We can pass arguments from our bash script to our R script by using commandArgs() - this will populate a list of named arguments (such as CSVFILE) that are passed into the R Script. We assign the output of commandArgs() into the args object.

We refer to our CSVFILE argument as args$CSVFILE in our script.

scripting-basics/r_script.R
library(tidyverse)

args <- commandArgs()
# Use arg$CSVFILE in read.csv
csv_file <- read.csv(file=args$input_file)

# Do some work with csv_file
csv_filtered <- csv_file |> dplyr::filter()

# Write output
write.csv(csv_filtered, file = paste0(args$CSVFILE, "_filtered.csv"))

12.3.2 Running our R Script

Now that we’ve set it up, we can run the R script from the command line as follows:

bash my_bash_script.sh my_csvfile.csv 

In our bash script, my_bash_script.sh, we’re using positional argument (for simplicity) to specify our csvfile, and then passing the positional argument to named ones (CSVFILE) for my_r_script.R.

12.4 Quarto Documents

Quarto is the next generation of RMarkdown and supports a number of output formats.
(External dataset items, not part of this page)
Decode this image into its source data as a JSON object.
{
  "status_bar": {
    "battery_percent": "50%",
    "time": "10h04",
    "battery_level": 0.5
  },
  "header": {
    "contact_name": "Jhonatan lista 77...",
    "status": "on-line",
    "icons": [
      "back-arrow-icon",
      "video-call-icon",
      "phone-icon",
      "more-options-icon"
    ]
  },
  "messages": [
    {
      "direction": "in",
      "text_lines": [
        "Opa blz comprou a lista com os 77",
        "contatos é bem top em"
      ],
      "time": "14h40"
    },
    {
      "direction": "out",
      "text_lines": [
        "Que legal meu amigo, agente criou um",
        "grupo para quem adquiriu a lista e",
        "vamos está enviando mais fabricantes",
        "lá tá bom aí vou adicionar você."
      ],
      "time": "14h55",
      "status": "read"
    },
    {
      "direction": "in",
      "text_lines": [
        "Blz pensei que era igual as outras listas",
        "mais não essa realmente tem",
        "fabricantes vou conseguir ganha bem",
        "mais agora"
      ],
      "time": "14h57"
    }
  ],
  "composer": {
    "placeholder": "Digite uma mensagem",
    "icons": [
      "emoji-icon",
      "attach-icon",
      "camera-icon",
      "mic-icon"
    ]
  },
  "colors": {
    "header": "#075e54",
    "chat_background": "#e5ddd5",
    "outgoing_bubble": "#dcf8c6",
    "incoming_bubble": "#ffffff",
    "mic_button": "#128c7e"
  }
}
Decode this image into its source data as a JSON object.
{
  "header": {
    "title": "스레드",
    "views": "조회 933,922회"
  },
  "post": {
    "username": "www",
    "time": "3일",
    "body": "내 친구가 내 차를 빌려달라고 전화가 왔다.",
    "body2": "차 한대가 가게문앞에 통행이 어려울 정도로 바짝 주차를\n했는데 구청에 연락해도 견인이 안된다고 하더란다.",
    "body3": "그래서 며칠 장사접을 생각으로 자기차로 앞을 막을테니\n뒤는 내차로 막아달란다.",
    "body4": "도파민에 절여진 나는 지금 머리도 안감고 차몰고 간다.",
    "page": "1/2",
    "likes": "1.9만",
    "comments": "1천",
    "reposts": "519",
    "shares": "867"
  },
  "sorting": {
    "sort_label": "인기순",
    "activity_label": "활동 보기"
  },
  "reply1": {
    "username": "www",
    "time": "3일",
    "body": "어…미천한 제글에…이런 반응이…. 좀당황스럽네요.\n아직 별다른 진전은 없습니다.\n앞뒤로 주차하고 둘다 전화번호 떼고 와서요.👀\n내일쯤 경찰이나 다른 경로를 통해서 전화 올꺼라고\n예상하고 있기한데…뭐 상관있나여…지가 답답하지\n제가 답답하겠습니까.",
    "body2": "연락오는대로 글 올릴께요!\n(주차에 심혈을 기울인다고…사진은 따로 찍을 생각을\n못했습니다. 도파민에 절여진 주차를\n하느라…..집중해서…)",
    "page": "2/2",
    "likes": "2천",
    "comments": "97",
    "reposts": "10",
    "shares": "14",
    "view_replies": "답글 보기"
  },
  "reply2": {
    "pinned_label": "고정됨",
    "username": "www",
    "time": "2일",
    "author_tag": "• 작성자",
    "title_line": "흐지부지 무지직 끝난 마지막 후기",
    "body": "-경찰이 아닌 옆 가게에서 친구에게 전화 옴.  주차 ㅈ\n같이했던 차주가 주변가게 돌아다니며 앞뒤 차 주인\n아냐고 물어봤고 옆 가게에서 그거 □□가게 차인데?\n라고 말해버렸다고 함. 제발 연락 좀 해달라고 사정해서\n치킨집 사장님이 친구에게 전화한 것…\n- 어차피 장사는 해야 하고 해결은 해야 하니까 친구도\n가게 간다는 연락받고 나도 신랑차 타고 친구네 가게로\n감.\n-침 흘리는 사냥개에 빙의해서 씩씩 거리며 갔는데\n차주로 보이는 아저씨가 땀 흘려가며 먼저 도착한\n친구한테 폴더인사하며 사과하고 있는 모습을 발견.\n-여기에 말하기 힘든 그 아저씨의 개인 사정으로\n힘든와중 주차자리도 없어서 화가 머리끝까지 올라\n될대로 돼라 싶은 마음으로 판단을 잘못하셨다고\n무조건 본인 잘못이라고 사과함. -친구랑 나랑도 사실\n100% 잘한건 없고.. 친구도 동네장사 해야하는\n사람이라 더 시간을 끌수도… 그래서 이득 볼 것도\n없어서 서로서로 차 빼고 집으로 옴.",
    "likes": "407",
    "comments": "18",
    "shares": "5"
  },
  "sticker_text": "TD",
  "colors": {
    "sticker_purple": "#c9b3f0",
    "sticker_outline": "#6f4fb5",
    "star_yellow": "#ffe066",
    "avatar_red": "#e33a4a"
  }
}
You might want to apply a workflow that you’ve built in a quarto document.

The main difference is that you’d use quarto run rather than Rscript run.

#!/bin/bash
quarto run my_quarto_doc.qmd 

12.5 Apptainer

Apptainer (previous Singularity) is a secure way to run Docker containers on a HPC system. The commands are very similar to Docker, but aren’t.